Aslında kentlerden söz açılmışken, eğer Girit’e yeterli zamanı ayırıyorsanız, bu saydıklarımın dışındaki daha küçük kentlere de gitmekte de yarar olduğunu belirtmeliyim. Lüks otelleri ve güzelim plajlarıyla bir zamanlar Avrupa jet sosyetesinin uğrak yeri olan Elounda; henüz turistler tarafından tam olarak keşfedilmediği için hala orijinal özelliklerini sürdüren, örneğin kıyılarında masanızı billur gibi denizin içine yerleştirerek, ayağınız suda sırtınız sıcacık güneşte dünyanın en iyi zeytinyağıyla yapılmış mezeler yiyebildiğiniz Sitia ve Girit’in güney kıyısındaki tek kent olma özelliğini taşıyan İerapetra hep küçücük ama keyifli tipik Akdeniz kentleri. Her birinden bir küçük anıyı veya keyifle paylaşılmış bir rakı sofrasının hayalini dağarcığınıza katmanızda ne zarar olabilir, öyle değil mi?

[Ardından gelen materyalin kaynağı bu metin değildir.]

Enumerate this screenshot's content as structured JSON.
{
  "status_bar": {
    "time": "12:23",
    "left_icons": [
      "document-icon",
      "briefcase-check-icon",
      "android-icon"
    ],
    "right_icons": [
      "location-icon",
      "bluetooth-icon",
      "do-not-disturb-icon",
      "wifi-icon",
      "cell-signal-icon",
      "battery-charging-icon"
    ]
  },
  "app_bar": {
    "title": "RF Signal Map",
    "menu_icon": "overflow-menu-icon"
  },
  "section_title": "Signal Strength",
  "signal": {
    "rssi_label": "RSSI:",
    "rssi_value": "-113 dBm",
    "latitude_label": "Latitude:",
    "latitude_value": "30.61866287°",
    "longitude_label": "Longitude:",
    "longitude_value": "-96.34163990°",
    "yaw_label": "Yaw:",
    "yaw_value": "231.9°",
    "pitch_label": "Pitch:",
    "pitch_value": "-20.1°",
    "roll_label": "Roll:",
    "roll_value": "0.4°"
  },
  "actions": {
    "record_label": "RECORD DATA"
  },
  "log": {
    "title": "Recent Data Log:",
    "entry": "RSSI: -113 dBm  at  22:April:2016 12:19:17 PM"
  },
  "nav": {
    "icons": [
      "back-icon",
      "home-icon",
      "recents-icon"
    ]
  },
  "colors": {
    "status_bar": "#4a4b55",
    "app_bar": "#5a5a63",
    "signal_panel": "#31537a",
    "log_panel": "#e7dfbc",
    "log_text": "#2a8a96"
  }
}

Sıra geldi, benim kentim Ayos Nikolos’a… Doğrusunu isterseniz, belki Girit’te gittiğim ilk şehir olduğu için, belki de bir memleketi sevmenin en önemli nedeni olan insan faktörü benim için en çok bu kentte mevcut olduğu için, benim gönlümün sultanı Ayos Nikolos kentidir. Diğerlerinden çok farklı bir yönü olduğundan değil. Hatta itiraf etmeliyim ki, ötekiler kadar çok tarihi eser falan da yoktur Ayos Nikolos’ta ama benim orada tekrar ne zaman gideceğimi sorup yolumu gözleyen, sevdikleri kenti benimle gurur duyarak paylaşan dostlarım vardır. Ve Girit gibi evinizdeki tanıyıp bildiğiniz hayattan ve memleketinizde sahip olduklarınızdan çok fazla farkı olmayan bir yeri özel olarak sevmek, söz konusu yeri orada yaşadıklarınız, oradan taşıdığınız anılar ve orada yaşayan insanlar için sevmek demektir aslında. Bazı yerler insana her gidişte evine dönmüş olma duygusu verir ya, benim için Girit’teki bu adres Ayos Nikolos’tur. Aslında herhangi bir yabancı ülkede kendini iyi ve mutlu hissetmenin yolu hemen her zaman o ülkede böyle bir adrese sahip olmaktan geçer ve bunu yapmak, doğal olarak dünyanın her yerinde mümkün olmasa da Girit’te son derece mümkündür... Siz de işte ister bir plaj, isterse kentlerin herhangi birisinde elli yıldır aynı yerde duran bir dükkan olsun, böyle ruhunuza yakın benimseyeceğiniz bir yer seçerseniz Girit’te, kendinizi biraz “oralı” görmeye ve hayatınızda Giritli insanlarınız olmasını istemeye başladığınızı fark edersiniz ve benim ilk bakışta çok da özel bir tarafı olmayan bu Akdeniz adasına neden bu denli tutkuyla bağlı olduğumu anlarsınız, eminim.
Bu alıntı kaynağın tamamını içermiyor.